Gingeras Thomas R
Affymetrix, Inc., Santa Clara, California 95051, USA.
Genome Res. 2007 Jun;17(6):682-90. doi: 10.1101/gr.6525007.
While the concept of a gene has been helpful in defining the relationship of a portion of a genome to a phenotype, this traditional term may not be as useful as it once was. Currently, "gene" has come to refer principally to a genomic region producing a polyadenylated mRNA that encodes a protein. However, the recent emergence of a large collection of unannotated transcripts with apparently little protein coding capacity, collectively called transcripts of unknown function (TUFs), has begun to blur the physical boundaries and genomic organization of genic regions with noncoding transcripts often overlapping protein-coding genes on the same (sense) and opposite strand (antisense). Moreover, they are often located in intergenic regions, making the genic portions of the human genome an interleaved network of both annotated polyadenylated and nonpolyadenylated transcripts, including splice variants with novel 5' ends extending hundreds of kilobases.
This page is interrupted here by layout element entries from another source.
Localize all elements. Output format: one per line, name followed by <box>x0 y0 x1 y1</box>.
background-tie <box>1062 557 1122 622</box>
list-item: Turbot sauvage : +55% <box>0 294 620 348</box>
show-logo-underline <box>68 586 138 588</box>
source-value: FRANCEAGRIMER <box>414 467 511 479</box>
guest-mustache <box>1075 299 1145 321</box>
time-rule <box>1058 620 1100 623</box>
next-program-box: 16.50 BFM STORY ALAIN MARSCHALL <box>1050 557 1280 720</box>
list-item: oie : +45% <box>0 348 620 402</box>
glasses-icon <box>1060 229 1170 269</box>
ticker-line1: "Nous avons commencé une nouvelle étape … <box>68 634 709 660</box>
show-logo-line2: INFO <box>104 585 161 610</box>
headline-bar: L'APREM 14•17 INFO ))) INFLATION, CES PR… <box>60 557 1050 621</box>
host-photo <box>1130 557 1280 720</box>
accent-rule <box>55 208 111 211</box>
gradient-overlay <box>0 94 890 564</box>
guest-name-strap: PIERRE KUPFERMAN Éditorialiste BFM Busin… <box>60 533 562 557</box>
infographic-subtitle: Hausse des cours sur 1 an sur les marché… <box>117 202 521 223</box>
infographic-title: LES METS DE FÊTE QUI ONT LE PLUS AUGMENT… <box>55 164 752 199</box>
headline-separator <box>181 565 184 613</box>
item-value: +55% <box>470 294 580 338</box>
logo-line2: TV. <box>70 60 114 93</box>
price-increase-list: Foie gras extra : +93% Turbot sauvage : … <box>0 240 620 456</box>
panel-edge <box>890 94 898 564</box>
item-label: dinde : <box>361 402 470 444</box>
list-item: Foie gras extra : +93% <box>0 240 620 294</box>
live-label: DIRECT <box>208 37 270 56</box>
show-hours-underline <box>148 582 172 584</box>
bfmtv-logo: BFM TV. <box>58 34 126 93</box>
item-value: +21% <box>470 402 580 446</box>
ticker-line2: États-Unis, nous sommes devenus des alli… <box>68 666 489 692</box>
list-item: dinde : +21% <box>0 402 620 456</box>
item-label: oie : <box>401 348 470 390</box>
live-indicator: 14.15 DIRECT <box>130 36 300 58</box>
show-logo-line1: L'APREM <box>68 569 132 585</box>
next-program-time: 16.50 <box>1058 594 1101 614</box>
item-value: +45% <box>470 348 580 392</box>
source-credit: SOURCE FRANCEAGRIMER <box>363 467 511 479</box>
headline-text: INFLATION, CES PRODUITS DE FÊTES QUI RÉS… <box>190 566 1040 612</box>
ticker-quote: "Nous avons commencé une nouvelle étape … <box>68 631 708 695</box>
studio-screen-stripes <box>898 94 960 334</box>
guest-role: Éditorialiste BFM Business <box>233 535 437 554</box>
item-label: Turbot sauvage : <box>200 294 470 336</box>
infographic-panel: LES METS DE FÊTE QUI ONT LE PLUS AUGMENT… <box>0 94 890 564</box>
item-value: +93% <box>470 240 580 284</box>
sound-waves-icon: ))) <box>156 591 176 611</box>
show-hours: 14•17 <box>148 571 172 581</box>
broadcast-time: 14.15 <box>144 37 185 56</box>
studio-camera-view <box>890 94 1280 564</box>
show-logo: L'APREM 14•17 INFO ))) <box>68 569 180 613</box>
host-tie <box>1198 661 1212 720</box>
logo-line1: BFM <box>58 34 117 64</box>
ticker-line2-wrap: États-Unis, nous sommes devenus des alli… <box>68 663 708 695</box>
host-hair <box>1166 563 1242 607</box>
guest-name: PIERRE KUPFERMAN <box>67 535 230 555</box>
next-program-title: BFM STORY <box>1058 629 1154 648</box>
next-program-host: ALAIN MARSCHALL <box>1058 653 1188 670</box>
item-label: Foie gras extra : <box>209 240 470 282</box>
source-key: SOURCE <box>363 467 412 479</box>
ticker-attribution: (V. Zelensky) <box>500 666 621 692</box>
This complex transcriptional organization and other recently observed features of genomes argue for the reconsideration of the term "gene" and suggests that transcripts may be used to define the operational unit of a genome.
虽然基因的概念有助于界定基因组的一部分与一种表型之间的关系,但这个传统术语可能不像过去那样有用了。目前,“基因”主要是指产生一种聚腺苷酸化信使核糖核酸(mRNA)的基因组区域,这种mRNA编码一种蛋白质。然而,最近出现了大量未注释的转录本,它们显然几乎没有蛋白质编码能力,统称为功能未知转录本(TUFs),这开始模糊了基因区域的物理边界和基因组组织,非编码转录本常常与同一(正义)链和相反链(反义)上的蛋白质编码基因重叠。此外,它们常常位于基因间区域,使得人类基因组的基因部分成为一个由注释的聚腺苷酸化和非聚腺苷酸化转录本交织而成的网络,包括5'端新颖且延伸数百千碱基的剪接变体。这种复杂的转录组织以及基因组最近观察到的其他特征,促使人们重新考虑“基因”这个术语,并表明转录本可用于定义基因组的操作单元。